瞿薇的手腕被突然扣紧,钻心的疼痛让她惊呼出声。
男人冷着眉眼,放开她,转身取了架子上的酒,浸湿一块帕子,轻轻擦拭着自己的手指。
“既然知道我的脾气,你也该知道……”他连头都未抬,似乎眼前之人根本不值得他一丝一毫的费神,“我还不至于要依赖别家帮衬,至于你,凭什么觉得在派人给我下药之后,还能出来唱红脸,在我这得偿所愿?”

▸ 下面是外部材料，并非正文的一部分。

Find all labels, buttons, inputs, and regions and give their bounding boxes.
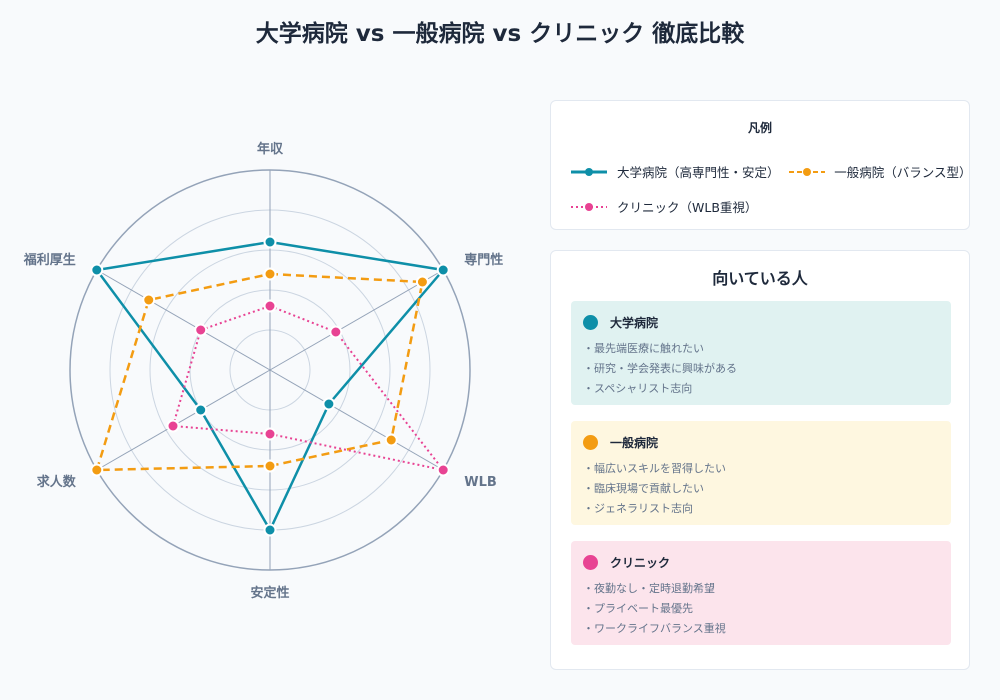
axis-spoke (269, 369, 444, 471)
suitable-point: ・最先端医療に触れたい (583, 342, 704, 355)
suitable-point: ・プライベート最優先 (583, 602, 693, 615)
suitable-point: ・スペシャリスト志向 (583, 382, 693, 395)
suitable-for-title: 向いている人 (712, 269, 808, 288)
axis-label: WLB (464, 475, 497, 490)
suitable-card-name: 大学病院 (610, 315, 659, 330)
suitable-point: ・ジェネラリスト志向 (583, 502, 693, 515)
legend-item-university: 大学病院（高専門性・安定） (569, 162, 780, 181)
series-point-clinic (436, 463, 450, 477)
page-title: 大学病院 vs 一般病院 vs クリニック 徹底比較 (255, 21, 745, 47)
series-point-clinic (166, 419, 180, 433)
suitable-card-university: 大学病院 ・最先端医療に触れたい ・研究・学会発表に興味がある ・スペシャリスト… (571, 301, 951, 405)
clinic-dot-icon (583, 554, 598, 570)
series-point-university (436, 263, 450, 277)
series-point-clinic (329, 325, 343, 339)
legend-swatch-clinic (571, 202, 607, 211)
suitable-point: ・研究・学会発表に興味がある (583, 362, 737, 375)
suitable-card-clinic: クリニック ・夜勤なし・定時退勤希望 ・プライベート最優先 ・ワークライフバラン… (571, 541, 951, 645)
series-point-general (384, 433, 398, 447)
radar-axes (96, 170, 444, 570)
legend-item-clinic: クリニック（WLB重視） (569, 197, 757, 216)
series-point-general (142, 293, 156, 307)
legend-label-university: 大学病院（高専門性・安定） (617, 165, 780, 180)
legend-item-general: 一般病院（バランス型） (787, 162, 972, 181)
series-point-clinic (263, 299, 277, 313)
suitable-card-name: 一般病院 (610, 435, 659, 450)
axis-label: 安定性 (250, 585, 289, 601)
suitable-card-name: クリニック (610, 555, 671, 570)
general-dot-icon (583, 434, 598, 450)
axis-spoke (269, 269, 444, 371)
university-dot-icon (583, 314, 598, 330)
legend-label-general: 一般病院（バランス型） (834, 165, 972, 180)
series-point-university (263, 235, 277, 249)
series-point-clinic (263, 427, 277, 441)
series-point-general (263, 267, 277, 281)
series-point-general (415, 275, 429, 289)
suitable-point: ・幅広いスキルを習得したい (583, 462, 726, 475)
suitable-card-general: 一般病院 ・幅広いスキルを習得したい ・臨床現場で貢献したい ・ジェネラリスト志… (571, 421, 951, 525)
axis-spoke (96, 269, 271, 371)
series-point-university (263, 523, 277, 537)
axis-label: 専門性 (464, 252, 503, 268)
series-point-university (322, 397, 336, 411)
series-point-general (90, 463, 104, 477)
legend-title: 凡例 (747, 121, 772, 135)
legend-swatch-general (789, 167, 825, 176)
suitable-point: ・臨床現場で貢献したい (583, 482, 704, 495)
legend-label-clinic: クリニック（WLB重視） (617, 200, 758, 215)
series-point-university (194, 403, 208, 417)
series-point-general (263, 459, 277, 473)
series-point-clinic (194, 323, 208, 337)
axis-spoke (96, 369, 271, 471)
series-point-university (90, 263, 104, 277)
axis-label: 福利厚生 (23, 252, 76, 268)
axis-label: 年収 (257, 141, 284, 157)
legend-swatch-university (571, 167, 607, 176)
axis-label: 求人数 (37, 474, 77, 490)
legend-panel: 凡例 大学病院（高専門性・安定） 一般病院（バランス型） クリニック（WLB重視… (550, 100, 972, 230)
suitable-for-panel: 向いている人 大学病院 ・最先端医療に触れたい ・研究・学会発表に興味がある ・… (550, 250, 970, 670)
suitable-point: ・ワークライフバランス重視 (583, 622, 726, 635)
radar-series (90, 235, 450, 537)
suitable-point: ・夜勤なし・定時退勤希望 (583, 582, 715, 595)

瞿薇没想到自己对伎俩,一开始就已经被白书闲识破。该说不愧是自己感兴趣的男人吗?怎么可能会是轻易被女人摆弄的简单角色。
但白书闲越拒绝她,她就越不甘心。
“我一定会让你后悔的!”
瞿薇拉上衣服,气冲冲的摔门出去,连一旁的安笙都没注意到。
安笙低调的抬抬眼镜,刚打算继续偷窥,就发现门里的白书闲突然踉跄了一下跌倒了下去,勉强扶着桌子直起身,脚步不稳的朝着门口走来。
安笙连忙迈开步子,摆出一副经过的姿态。
不出意外的,吱呀一声门响之后,安笙的手被仅仅攥住,在一股巨大的力道拉扯下,安笙弱不禁风的小身板被拽进包间,被强健滚烫的男性躯体瞬间压倒在墙上。
安笙没有说话,只是在黑暗中静静盯着粗喘的男人。
因为她不确定,此刻白书闲是否认出了她,认出的又是哪一个身份。她此刻重新戴上了“安笙”的眼镜,但显然出现在这种场合,更应该是“安安”的行事风格。
男人一只大手突然摸上了她的脸颊,似乎在确认什么。
他血红的双眼时而混沌,时而清明,半晌,似乎终于脱力了一般,软倒在了她的身上。
高大的男人,冷漠的男人,此刻将脑袋轻轻埋在她瘦弱的的肩膀上,似松了口气般,喟叹出声:“安安……”
安笙心下稍转,觉得白书闲能隔着镜片一眼认出她的陪酒女身份,有些蹊跷,但不能她深入思考,又听男人喃喃道:
“安安……你都好久没来我梦里了~你是不是,怨我上次太过分了……”
白书闲似乎因为某种神奇的药物成分,暂时撕下了冰冷的面具,语气居然听起来有些……可怜?
但这种错觉也只是一瞬间,这个奇怪状态的会长,下半身可与他纯洁的发言毫不相符。安笙几乎被他挺着胯不断顶弄的动作,刺激的幻灭掉。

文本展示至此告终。